Pour que le fossile soit enfin de l’histoire ancienne

Par Clément Caudron

La sortie rapide des énergies fossiles - pétrole, gaz et charbon - est une quintuple priorité. Une priorité climatique d’abord, à l’heure où leur combustion représente notre principale source d’émissions de gaz à effet de serre. Les rapports du GIEC se succèdent – le dernier date de cet été – et ils nous alertent chaque fois davantage sur l’urgence absolue qu’il y a à infléchir radicalement notre trajectoire d’émissions.
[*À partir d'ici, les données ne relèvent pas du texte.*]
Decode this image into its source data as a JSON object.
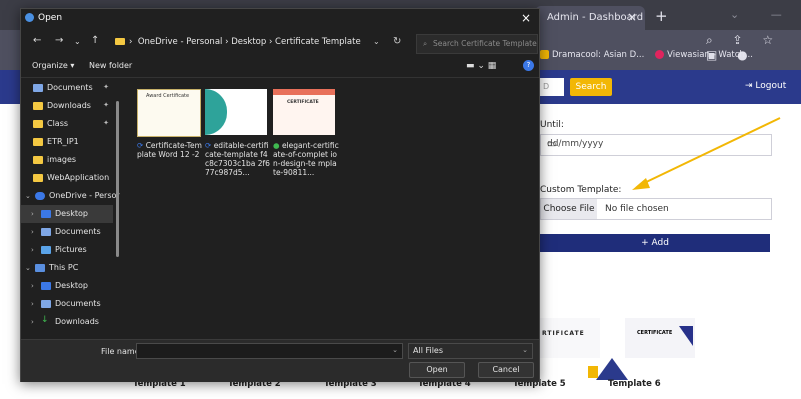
{
  "browser": {
    "tab_title": "Admin - Dashboard",
    "tab_close": "×",
    "new_tab": "+",
    "bookmarks": [
      "Dramacool: Asian D...",
      "Viewasian - Watch..."
    ],
    "logout": "Logout",
    "search_button": "Search",
    "input_stub": "D"
  },
  "form": {
    "until_label": "Until:",
    "date_placeholder": "dd/mm/yyyy",
    "custom_template_label": "Custom Template:",
    "choose_file": "Choose File",
    "no_file": "No file chosen",
    "add_button": "+ Add"
  },
  "templates": [
    "Template 1",
    "Template 2",
    "Template 3",
    "Template 4",
    "Template 5",
    "Template 6"
  ],
  "template_images": {
    "t5_text": "RTIFICATE",
    "t6_text": "CERTIFICATE"
  },
  "dialog": {
    "title": "Open",
    "close": "×",
    "breadcrumb": "OneDrive - Personal  ›  Desktop  ›  Certificate Template",
    "search_placeholder": "Search Certificate Template",
    "organize": "Organize ▾",
    "new_folder": "New folder",
    "nav_items": [
      {
        "label": "Documents",
        "pinned": true
      },
      {
        "label": "Downloads",
        "pinned": true
      },
      {
        "label": "Class",
        "pinned": true
      },
      {
        "label": "ETR_IP1",
        "pinned": false
      },
      {
        "label": "images",
        "pinned": false
      },
      {
        "label": "WebApplication",
        "pinned": false
      },
      {
        "label": "OneDrive - Persor",
        "pinned": false
      },
      {
        "label": "Desktop",
        "pinned": false
      },
      {
        "label": "Documents",
        "pinned": false
      },
      {
        "label": "Pictures",
        "pinned": false
      },
      {
        "label": "This PC",
        "pinned": false
      },
      {
        "label": "Desktop",
        "pinned": false
      },
      {
        "label": "Documents",
        "pinned": false
      },
      {
        "label": "Downloads",
        "pinned": false
      }
    ],
    "files": [
      {
        "name": "Certificate-Template-Word-12-2",
        "display": "Certificate-Tem plate Word 12 -2",
        "thumb_text": "Award Certificate"
      },
      {
        "name": "editable-certificate-template-f4c8c7303c1ba2f677c987d5",
        "display": "editable-certifi cate-template f4c8c7303c1ba 2f677c987d5...",
        "thumb_text": ""
      },
      {
        "name": "elegant-certificate-of-completion-design-template-90811",
        "display": "elegant-certific ate-of-complet ion-design-te mplate-90811...",
        "thumb_text": "CERTIFICATE"
      }
    ],
    "file_name_label": "File name:",
    "filter": "All Files",
    "open_button": "Open",
    "cancel_button": "Cancel"
  },
  "colors": {
    "header_blue": "#2b3a8c",
    "search_yellow": "#f2b705",
    "dialog_bg": "#202020",
    "arrow_yellow": "#f2b705"
  }
}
Les COP se succèdent également et ne changent rien à l’affaire, la récente COP26 ne faisant malheureusement pas exception.
Une priorité sanitaire ensuite, car les énergies fossiles – charbon en tête – contribuent massivement à la pollution de l’air, pour un coût en vies humaines qui avoisinerait les 8 millions de décès annuels. Une priorité énergétique aussi, dans la mesure où l’économie mondiale dépend aujourd’hui à 80 % des ressources fossiles, consommées de façon croissante et disponibles en quantité limitées. L’Agence Internationale de l’Energie (AIE) indique que l’offre totale de pétrole pourrait décliner à partir de 2025, tandis que gaz et charbon risquent d’en faire de même dans les décennies suivantes.
La situation s’annonce particulièrement critique pour les états qui, à l’instar de la France, ne disposent pas de réserves significatives dans leurs propres sous-sols : sortir de cette dépendance est ici une priorité stratégique. Priorité sociale enfin, car les prix des énergies fossiles fluctuent de façon chaotique au gré des marchés internationaux, nous rendant vulnérables à des poussées inflationnistes qui frappent les classes populaires au portefeuille.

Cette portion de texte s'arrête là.